Minor Upsets (41-45% EWP)
2012-01-04 Neo.G_Soulkey (41%) over PianO on Sniper Ridge
2012-01-07 BeSt (41%) over HoeJJa on Jade
2012-01-07 Jaehoon (42%) over ggaemo on Jade
2012-01-07 Kal (44%) over Sea on Sniper Ridge
2012-01-11 BeSt (43%) over Neo.G_Soulkey on Chain Reaction
2012-01-14 Last (45%) over BeSt on Sniper Ridge
2012-01-29 JangBi (45%) over Alone on Outlier
2012-02-01 Brave (45%) over Killer on Chain Reaction
2012-02-11 Brave (43%) over HoeJJa on Chain Reaction
2012-02-11 Stats (45%) over RorO on Outlier
Significant Upsets (31-40% EWP)
2012-01-03 BeSt (38%) over Hydra on Chain Reaction
2012-01-04 free[gm] (39%) over ggaemo on Outlier
2012-01-07 great (38%) over BaBy on Chain Reaction
2012-01-08 Last (33%) over sHy on Ground Zero
2012-01-14 Orion (32%) over Sharp on Electric Circuit
2012-01-14 Shine (40%) over Kal on Outlier
2012-01-15 Wooki (38%) over ZerO on Chain Reaction
2012-01-17 Fantasy (40%) over M18M on Sniper Ridge (not an upset but M18M 6-1 in the previous year PvT)
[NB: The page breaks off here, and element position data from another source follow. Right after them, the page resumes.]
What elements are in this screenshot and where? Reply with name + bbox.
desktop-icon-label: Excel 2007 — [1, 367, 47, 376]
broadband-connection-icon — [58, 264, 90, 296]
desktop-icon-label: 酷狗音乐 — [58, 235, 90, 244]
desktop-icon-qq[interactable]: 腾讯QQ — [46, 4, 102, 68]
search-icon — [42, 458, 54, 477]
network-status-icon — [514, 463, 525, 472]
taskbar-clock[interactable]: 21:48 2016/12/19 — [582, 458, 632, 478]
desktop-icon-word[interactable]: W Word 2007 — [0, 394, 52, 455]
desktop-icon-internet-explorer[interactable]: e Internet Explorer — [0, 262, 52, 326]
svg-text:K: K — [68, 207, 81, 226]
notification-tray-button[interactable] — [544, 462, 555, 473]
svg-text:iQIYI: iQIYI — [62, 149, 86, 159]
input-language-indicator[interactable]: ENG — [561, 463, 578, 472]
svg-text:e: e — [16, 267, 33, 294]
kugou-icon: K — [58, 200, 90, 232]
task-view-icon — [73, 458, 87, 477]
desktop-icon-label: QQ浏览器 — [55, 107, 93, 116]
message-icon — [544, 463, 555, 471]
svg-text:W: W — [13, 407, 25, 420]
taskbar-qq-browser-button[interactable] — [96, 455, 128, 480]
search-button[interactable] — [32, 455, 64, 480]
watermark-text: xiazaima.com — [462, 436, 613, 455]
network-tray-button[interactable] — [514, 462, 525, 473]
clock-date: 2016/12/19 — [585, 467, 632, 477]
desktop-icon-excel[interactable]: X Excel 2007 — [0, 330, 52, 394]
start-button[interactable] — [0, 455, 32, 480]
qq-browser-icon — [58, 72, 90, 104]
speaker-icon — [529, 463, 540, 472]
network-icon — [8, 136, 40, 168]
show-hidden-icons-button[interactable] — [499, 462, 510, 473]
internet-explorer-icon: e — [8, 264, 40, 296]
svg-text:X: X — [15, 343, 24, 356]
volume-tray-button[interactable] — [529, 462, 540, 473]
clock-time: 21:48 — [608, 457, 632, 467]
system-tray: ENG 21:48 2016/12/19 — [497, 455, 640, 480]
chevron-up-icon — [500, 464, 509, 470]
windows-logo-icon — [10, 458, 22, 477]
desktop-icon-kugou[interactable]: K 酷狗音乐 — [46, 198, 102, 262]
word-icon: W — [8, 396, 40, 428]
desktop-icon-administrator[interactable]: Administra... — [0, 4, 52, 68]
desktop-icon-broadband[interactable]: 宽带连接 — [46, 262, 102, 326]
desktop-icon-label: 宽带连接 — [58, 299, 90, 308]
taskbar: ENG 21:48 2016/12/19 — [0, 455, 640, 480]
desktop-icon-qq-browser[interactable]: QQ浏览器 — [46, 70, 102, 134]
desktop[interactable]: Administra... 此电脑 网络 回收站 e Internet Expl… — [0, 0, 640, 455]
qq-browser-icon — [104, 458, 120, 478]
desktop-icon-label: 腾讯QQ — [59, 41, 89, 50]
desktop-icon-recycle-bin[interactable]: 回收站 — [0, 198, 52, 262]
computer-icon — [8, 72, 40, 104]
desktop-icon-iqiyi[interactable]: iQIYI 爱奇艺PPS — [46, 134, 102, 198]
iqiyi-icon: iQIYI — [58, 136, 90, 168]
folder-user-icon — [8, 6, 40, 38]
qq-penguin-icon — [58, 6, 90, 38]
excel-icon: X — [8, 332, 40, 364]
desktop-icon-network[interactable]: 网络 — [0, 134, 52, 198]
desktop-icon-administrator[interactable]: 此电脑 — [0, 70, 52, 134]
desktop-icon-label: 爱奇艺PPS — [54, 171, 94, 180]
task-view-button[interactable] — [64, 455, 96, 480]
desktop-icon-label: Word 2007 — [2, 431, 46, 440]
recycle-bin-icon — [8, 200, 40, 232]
2012-01-28 Action (39%) over Rush on Electric Circuit
2012-01-29 Orion (38%) over Classic on Electric Circuit
2012-02-01 RorO (40%) over BaBy on Electric Circuit
2012-02-11 Jaehoon (40%) over Calm on Chain Reaction
Major Upsets (<31% EWP)
2012-01-11 hOn_sin (20%) over Bisu on Sniper Ridge
2012-01-15 Crazy-Hydra (23%) over LighT on Outlier (never has a map name suited a game more)
2012-02-04 mini (18%) over EffOrt on Chain Reaction
EDIT: Changed Kal vs Sea and updated results; clarified one example.